- Anambra, Imo border communities cry out for help
George Onyejiuwa, Owerri
The joy of the people of Assa-Ubirielem, Ihitte Nansa and Amaruru in Orsu North Local Government Area of Imo State and Ezinifite community in Nnewi South Local Government Area in Anambra State knew no bounds last week as temporary relief came their way.
An indigene of Awo-Idemilli in Orsu, Imo State, Obioha Ozodinobi had brought succour to the border communities by constructing a makeshift wooden bridge across the Urasi River, following the collapse of the decades old bridge.
The people were happy that at least, they could once again attend social functions and meet with their relatives which they had not been able to do in the last three months. They praised Ozodinobi’s philanthropy particularly as he was not directly affected by the collapse of the bridge.
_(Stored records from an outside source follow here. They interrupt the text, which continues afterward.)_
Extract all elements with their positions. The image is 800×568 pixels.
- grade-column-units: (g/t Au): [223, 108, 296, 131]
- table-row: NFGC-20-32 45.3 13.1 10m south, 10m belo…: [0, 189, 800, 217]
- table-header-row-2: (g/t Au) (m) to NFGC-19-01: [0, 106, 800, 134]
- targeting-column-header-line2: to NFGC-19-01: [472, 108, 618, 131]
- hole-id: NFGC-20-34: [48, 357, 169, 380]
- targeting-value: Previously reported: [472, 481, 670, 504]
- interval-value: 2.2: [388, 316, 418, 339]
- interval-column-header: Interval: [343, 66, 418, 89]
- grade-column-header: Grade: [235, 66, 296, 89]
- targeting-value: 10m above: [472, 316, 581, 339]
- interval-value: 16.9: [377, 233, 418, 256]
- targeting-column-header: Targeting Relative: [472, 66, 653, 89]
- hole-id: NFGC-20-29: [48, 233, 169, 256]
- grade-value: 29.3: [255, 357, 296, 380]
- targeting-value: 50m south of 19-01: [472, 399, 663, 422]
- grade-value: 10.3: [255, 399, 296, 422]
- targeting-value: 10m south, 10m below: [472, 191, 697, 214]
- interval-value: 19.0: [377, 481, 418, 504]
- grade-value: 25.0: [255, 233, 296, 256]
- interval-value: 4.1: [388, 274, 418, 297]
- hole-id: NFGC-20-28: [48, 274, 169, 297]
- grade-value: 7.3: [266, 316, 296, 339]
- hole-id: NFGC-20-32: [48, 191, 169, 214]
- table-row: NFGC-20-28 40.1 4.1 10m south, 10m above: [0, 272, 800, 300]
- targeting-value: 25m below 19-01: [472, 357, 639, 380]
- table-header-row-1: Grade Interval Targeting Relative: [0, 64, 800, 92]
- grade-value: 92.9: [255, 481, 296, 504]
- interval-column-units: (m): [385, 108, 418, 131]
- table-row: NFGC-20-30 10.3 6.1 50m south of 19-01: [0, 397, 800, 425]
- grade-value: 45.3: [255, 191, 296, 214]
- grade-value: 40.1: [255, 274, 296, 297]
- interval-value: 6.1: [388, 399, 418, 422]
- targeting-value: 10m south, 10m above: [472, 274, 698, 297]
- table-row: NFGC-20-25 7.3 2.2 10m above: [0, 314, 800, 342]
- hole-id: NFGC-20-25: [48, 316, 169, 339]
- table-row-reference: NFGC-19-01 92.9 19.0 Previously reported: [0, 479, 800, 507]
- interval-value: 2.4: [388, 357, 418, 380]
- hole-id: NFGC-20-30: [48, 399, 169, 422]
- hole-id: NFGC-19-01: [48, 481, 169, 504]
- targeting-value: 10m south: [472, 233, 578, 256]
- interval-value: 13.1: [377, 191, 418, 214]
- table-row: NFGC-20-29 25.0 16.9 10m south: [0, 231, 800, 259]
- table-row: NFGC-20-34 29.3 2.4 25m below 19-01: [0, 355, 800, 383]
Daily Sun gathered that on April 1, 2018, the Imo/Anambra border communities were inadvertently thrown into hardship, as their socio-economic activities were abruptly brought to a halt because of the collapse of the Urasi Bridge which connected them, when an articulated vehicle laden with bags of cement from Imo state made to cross to the Anambra side.
Despite entreaties, neither Government of Imo nor Anambra state deemed it expedient to relieve the people of their agony by fixing the collapsed bridge built in the early 60s.
Madam Fidelia, from Ihitte Nansa said many elderly people from both communities across the Urasi Bridge who solely depended on their children, most of whom traders and artisans also suffered severely as their children had difficulty catering for them.
“The collapse of the old Urasi Bridge did not only affect our daily commercial and social activities but also the schooling of our children because some of the children either attend schools in Nnewi south while some have their schools at Orsu North and for more than two months that the bridge collapsed the children were at home and we are grateful to Engineer Magnus who has helped us in repairing it so that at least the two border communities could continue with their businesses,” she stated.
In the same vein, a petty trader, Mrs Nkechi Duru lamented that the collapse of the bridge affected commercial activities among the communities because they depend on the markets for their daily income.
In her words: “When the trailer that was carrying bags of cement collapsed the old Urasi Bridge the people of the border communities in Imo and Anambra wept because we knew it would take time for the state government to rebuild it. So, we were not happy because we depend on the markets for our daily income and even debt owed to us could not be collected because of the situation. So, we thank God that this God-sent man has repaired it to enable us to continue with our trading.”
The worst hit by the collapse of the bridge were the commercial motorcycle operators popularly called Okada who also earn their living by transporting traders and their wares to the various markets across both divides.
Just like the Okada operators who poured encomiums on Ozodinobi, a community leader in the area, Chief Damian Okpara also commended the gesture. He, however, appealed to the Federal and State Governments to quickly provide a more lasting solution.